AMD's APU's can work in combintion with other AMD based cards.

So I went to buy a Gigabyte Geforce GTX 960 2GB.

Which is a Nvidia based card...

I plugged it into the PCI-e slot and I turned the PC on.

OK, now the desktop has two cards. One of those is set to the primary card and should show the output of the motherboard POSTing, output from plug in cards with their own firmware (e.g. RAID cards, NICs with PXE, ...) etc. etc.

I never installed a GPU, but my friend said that a BIOS is supposed to come up at start up, that never happened.

Yup, see above

I just did the next thing and put the CD in and it installed everything until it got to the NVidia Geforce Experience, it would not install for some reason.

I have the same experience with a GTX 960. Installing the driver bundle worked until it reached the NVidia Geforce Experience part. I had to log what it was trying to access over the net and cut and paste that URL manually into a browser.

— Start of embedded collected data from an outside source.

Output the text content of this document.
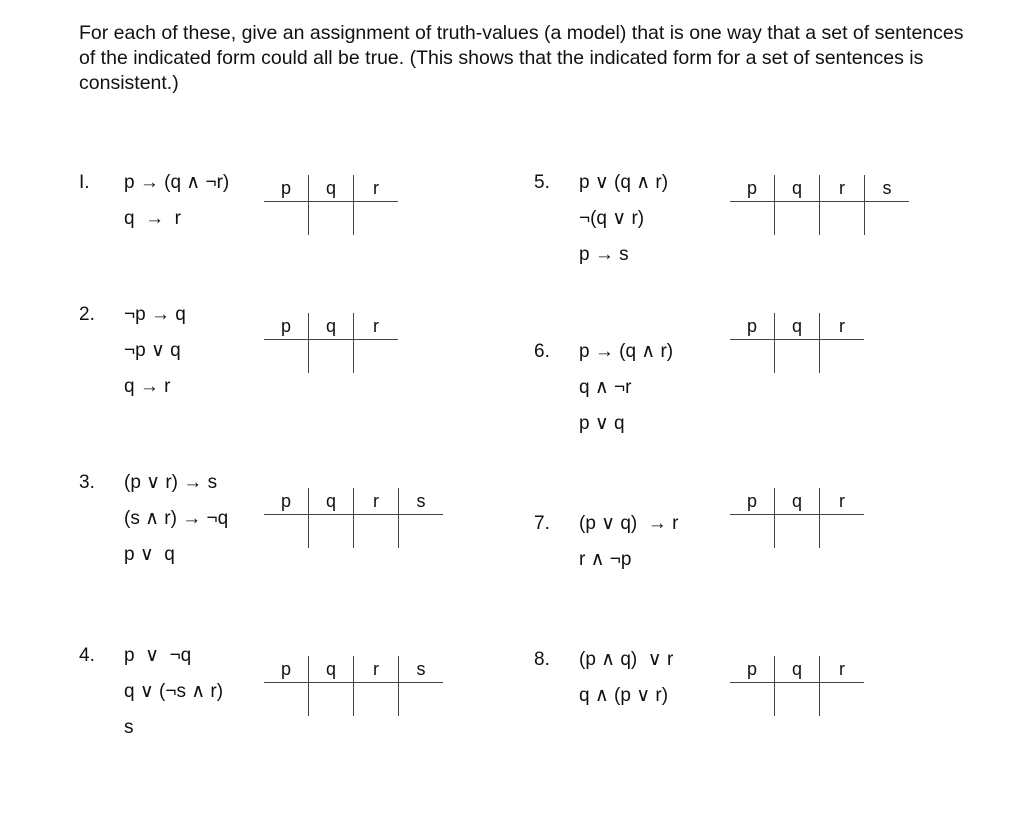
For each of these, give an assignment of truth-values (a model) that is one way that a set of sentences of the indicated form could all be true. (This shows that the indicated form for a set of sentences is consistent.)

I. p → (q ∧ ¬r)
q  →  r
p	q	r

2. ¬p → q
¬p ∨ q
q → r
p	q	r

3. (p ∨ r) → s
(s ∧ r) → ¬q
p ∨  q
p	q	r	s

4. p  ∨  ¬q
q ∨ (¬s ∧ r)
s
p	q	r	s

5. p ∨ (q ∧ r)
¬(q ∨ r)
p → s
p	q	r	s

6. p → (q ∧ r)
q ∧ ¬r
p ∨ q
p	q	r

7. (p ∨ q)  → r
r ∧ ¬p
p	q	r

8. (p ∧ q)  ∨ r
q ∧ (p ∨ r)
p	q	r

Strage enough it worked when I did that.

Regardless, the GFE is a nice add-on. It is not needed to get a working setup. You should be able to install just the required driver software and get output from the GTX 960 card. Depending on your OS you may also need to enable output to that card. In windows 7 you do that by right clicking on the desktop and selecting screen resolution.

That should show you a screen like this: Screenshot of windows 7 resolution

But first you need to have the right driver installed. Without that thhe card will either not output anything, or it will fall back to max 800x600.

"Windows stopped this device because it found problems CODE 43".

This needs to be fixed first.

I tried disabling the Radeon, didn't work.

Correct. The problem is not in the Radeon. Disabling that will not change the 960's problem.

Now I am lost. My computer recognizes the card but does that mean that it's working? I don't know. Can Someone please help?

It recognises that a card is present. It recognises what type it is.
It still needs instructions on how to deal with that specific device (drivers).

Easiest solution at this point it to go to the device and either select to update the drivers (via windows automated searching), or update drivers and manually point it at the drivers on your CD, or to tell windows to look for hardware changes. The last should trigger the first action for the 960.